Deux-Sèvres : une enquête ouverte sur les gendarmes, plus de 2 ans après les violences de Sainte-Soline

Publié : 6 novembre 2025 à 10h13 par
Tom Briot - Journaliste

Tom Briot vous informe chaque jour sur alouette.fr.

Deux ans et demi après les affrontements à Sainte-Soline dans les Deux-Sèvres, le ministère de l’Intérieur a ordonné l’ouverture d’une enquête administrative sur l’action des gendarmes déployés lors de ce rassemblement contre les "mégabassines".

De la prison ferme pour l'un des manifestants de Sainte-Soline
Crédit : Facebook | Bassines Non Merci

Cette décision intervient après la publication par Libération et Mediapart de vidéos tournées par les caméras-piétons des forces de l’ordre, révélant des pratiques illégales et des comportements violent. Ce jeudi matin, le ministre de l'Intérieur Laurent Nuñez a "condamné" les "propos" et "gestes" tenus par des gendarmes lors de la manifestation, réfutant toutefois le terme de "violences policières".

"Évidemment que je ne suis pas du tout content des propos que j'ai pu entendre. (...) C'est des propos que je condamne et pour lesquels j'ai demandé une enquête administrative" a-t-il déclaré. 

 

Des images accablantes

Les deux médias ont eu accès à des dizaines d’heures d’enregistrements réalisés le 25 mars 2023, jour où plus de 3 000 gendarmes avaient été mobilisés autour du chantier d’une retenue d’eau agricole.

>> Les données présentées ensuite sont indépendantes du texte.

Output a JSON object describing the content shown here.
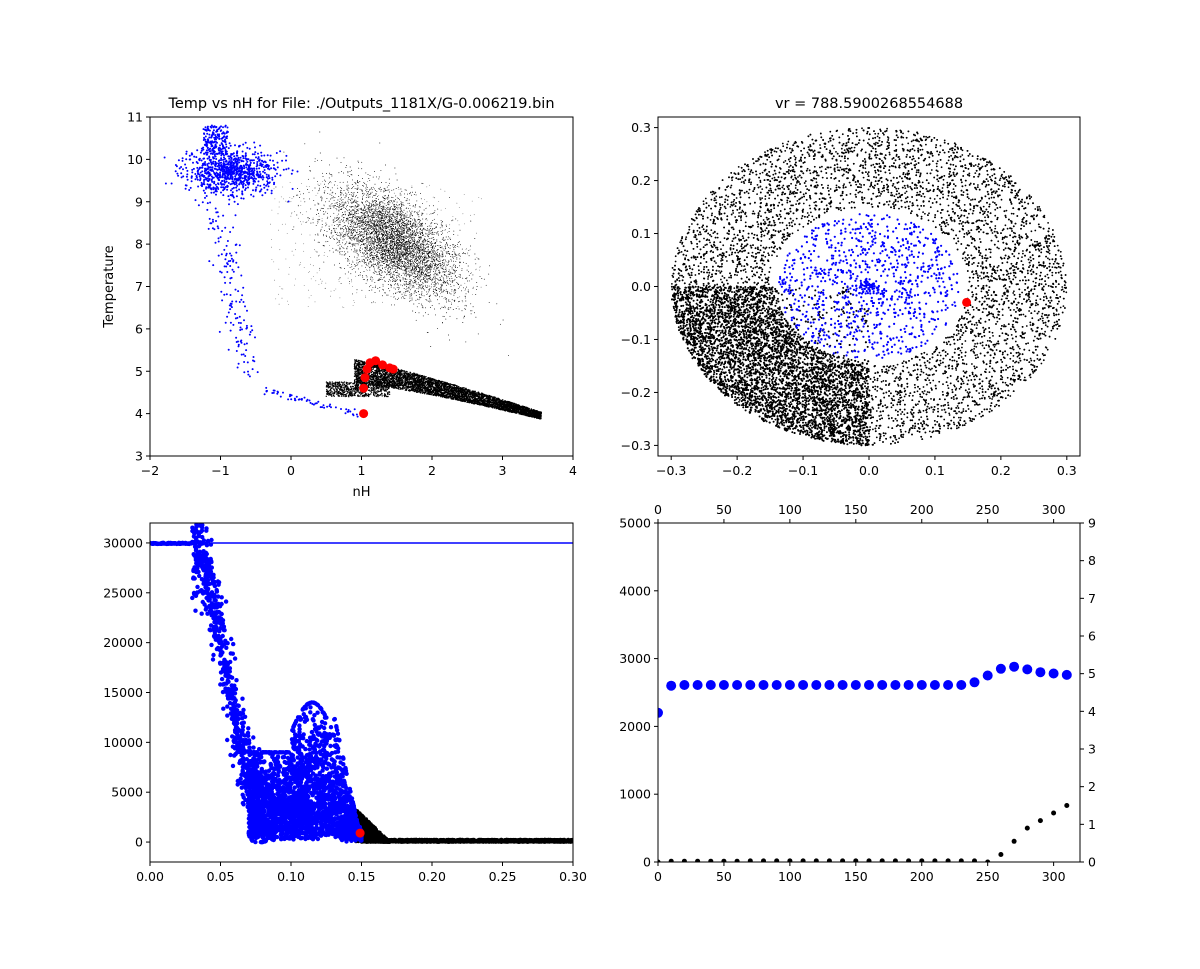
{
  "colors": {
    "blue": "#0000ff",
    "black": "#000000",
    "red": "#ff0000"
  },
  "chart_data": [
    {
      "type": "scatter",
      "title": "Temp vs nH for File: ./Outputs_1181X/G-0.006219.bin",
      "xlabel": "nH",
      "ylabel": "Temperature",
      "xlim": [
        -2,
        4
      ],
      "ylim": [
        3,
        11
      ],
      "xticks": [
        "−2",
        "−1",
        "0",
        "1",
        "2",
        "3",
        "4"
      ],
      "yticks": [
        "3",
        "4",
        "5",
        "6",
        "7",
        "8",
        "9",
        "10",
        "11"
      ],
      "series": [
        {
          "color": "black",
          "marker": "tiny",
          "description_points": "hot diffuse gas cloud",
          "cloud_center": [
            1.5,
            8.0
          ]
        },
        {
          "color": "black",
          "marker": "dense",
          "band": [
            [
              0.9,
              5.0
            ],
            [
              2.5,
              4.5
            ],
            [
              3.55,
              3.95
            ]
          ]
        },
        {
          "color": "blue",
          "marker": "small",
          "track": [
            [
              -1.2,
              10.7
            ],
            [
              -1.0,
              9.8
            ],
            [
              0.3,
              9.8
            ],
            [
              -0.9,
              8.8
            ],
            [
              -0.7,
              5.5
            ],
            [
              -0.4,
              4.6
            ],
            [
              0.3,
              4.2
            ],
            [
              1.0,
              4.0
            ]
          ]
        },
        {
          "color": "red",
          "marker": "large",
          "points": [
            [
              1.03,
              4.0
            ],
            [
              1.03,
              4.6
            ],
            [
              1.05,
              4.85
            ],
            [
              1.08,
              5.05
            ],
            [
              1.12,
              5.2
            ],
            [
              1.2,
              5.25
            ],
            [
              1.3,
              5.15
            ],
            [
              1.4,
              5.08
            ],
            [
              1.45,
              5.05
            ]
          ]
        }
      ]
    },
    {
      "type": "scatter",
      "title": "vr = 788.5900268554688",
      "xlim": [
        -0.32,
        0.32
      ],
      "ylim": [
        -0.32,
        0.32
      ],
      "xticks": [
        "−0.3",
        "−0.2",
        "−0.1",
        "0.0",
        "0.1",
        "0.2",
        "0.3"
      ],
      "yticks": [
        "−0.3",
        "−0.2",
        "−0.1",
        "0.0",
        "0.1",
        "0.2",
        "0.3"
      ],
      "series": [
        {
          "color": "black",
          "marker": "small",
          "shape": "annulus",
          "inner_radius": 0.15,
          "outer_radius": 0.3
        },
        {
          "color": "blue",
          "marker": "small",
          "shape": "disk",
          "radius": 0.14
        },
        {
          "color": "red",
          "marker": "large",
          "points": [
            [
              0.148,
              -0.03
            ]
          ]
        }
      ]
    },
    {
      "type": "scatter",
      "xlim": [
        0.0,
        0.3
      ],
      "ylim": [
        -2000,
        32000
      ],
      "xticks": [
        "0.00",
        "0.05",
        "0.10",
        "0.15",
        "0.20",
        "0.25",
        "0.30"
      ],
      "yticks": [
        "0",
        "5000",
        "10000",
        "15000",
        "20000",
        "25000",
        "30000"
      ],
      "hline": 30000,
      "series": [
        {
          "color": "blue",
          "marker": "medium",
          "description_points": "decay from 30000 at x≈0.03 to 0 near x≈0.15"
        },
        {
          "color": "black",
          "marker": "medium",
          "points_range": [
            [
              0.15,
              0.3
            ]
          ],
          "value": 0
        },
        {
          "color": "red",
          "marker": "large",
          "points": [
            [
              0.149,
              900
            ]
          ]
        }
      ]
    },
    {
      "type": "scatter",
      "xlim": [
        0,
        320
      ],
      "ylim": [
        0,
        5000
      ],
      "ylim_right": [
        0,
        9
      ],
      "xticks": [
        "0",
        "50",
        "100",
        "150",
        "200",
        "250",
        "300"
      ],
      "yticks": [
        "0",
        "1000",
        "2000",
        "3000",
        "4000",
        "5000"
      ],
      "yticks_right": [
        "0",
        "1",
        "2",
        "3",
        "4",
        "5",
        "6",
        "7",
        "8",
        "9"
      ],
      "series": [
        {
          "color": "blue",
          "marker": "large",
          "axis": "left",
          "x": [
            0,
            10,
            20,
            30,
            40,
            50,
            60,
            70,
            80,
            90,
            100,
            110,
            120,
            130,
            140,
            150,
            160,
            170,
            180,
            190,
            200,
            210,
            220,
            230,
            240,
            250,
            260,
            270,
            280,
            290,
            300,
            310
          ],
          "y": [
            2200,
            2600,
            2610,
            2610,
            2610,
            2610,
            2610,
            2610,
            2610,
            2610,
            2610,
            2610,
            2610,
            2610,
            2610,
            2610,
            2610,
            2610,
            2610,
            2610,
            2610,
            2610,
            2610,
            2610,
            2650,
            2750,
            2850,
            2880,
            2840,
            2800,
            2780,
            2760
          ]
        },
        {
          "color": "black",
          "marker": "small",
          "axis": "right",
          "x": [
            0,
            10,
            20,
            30,
            40,
            50,
            60,
            70,
            80,
            90,
            100,
            110,
            120,
            130,
            140,
            150,
            160,
            170,
            180,
            190,
            200,
            210,
            220,
            230,
            240,
            250,
            260,
            270,
            280,
            290,
            300,
            310
          ],
          "y": [
            0,
            0.02,
            0.02,
            0.02,
            0.02,
            0.02,
            0.02,
            0.03,
            0.03,
            0.03,
            0.03,
            0.03,
            0.03,
            0.03,
            0.03,
            0.03,
            0.03,
            0.03,
            0.03,
            0.03,
            0.03,
            0.03,
            0.03,
            0.03,
            0.03,
            0.0,
            0.2,
            0.55,
            0.9,
            1.1,
            1.3,
            1.5
          ]
        }
      ]
    }
  ]
}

Ces vidéos montrent des tirs de grenades en "tir tendu", une pratique formellement interdite car jugée trop dangereuse.

Des consignes explicites auraient même été données sur le terrain : "tendu, tendu, tendu", "vous balancez un tendu s'il le faut", "les gars, on les nique là, allez" peut-on entendre sur certains enregistrements.

 

Un bilan lourd

Le rassemblement, déclaré interdit, avait dégénéré en affrontements massifs : plus de 5 000 grenades lacrymogènes et explosives avaient été tirées pour repousser des manifestants armés de pierres et de cocktails Molotov.

Le bilan : 200 blessés côté manifestants, dont 40 graves (deux ayant été plongés dans le coma) et 45 blessés parmi les gendarmes.

Une enquête judiciaire avait déjà été ouverte à Rennes et confiée à l’Inspection générale de la gendarmerie nationale (IGGN), mais elle n’a pour l’instant débouché sur aucune mise en cause.

La Direction générale de la gendarmerie nationale (DGGN) a confirmé avoir transmis l’ensemble des vidéos à la justice, sans formuler de commentaires. Le procureur de Rennes, lui, a précisé que si d’autres infractions apparaissaient sur ces images, elles devraient être signalées au parquet "ce qui n’a pas été le cas", a-t-il déclaré.

 

L’inquiétude d’un "sans suite"

Les blessés qui ont porté plainte redoutent désormais, avec cette enquête administrative, une issue sans suite judiciaire.

Dans un communiqué, ils dénoncent "la manière dont a été conduite cette enquête", estimant qu’elle laisse "clairement apparaître l’intention de classer sans suite". Leur avocate, Me Chloé Chalot, réclame l’ouverture d’une information judiciaire indépendante.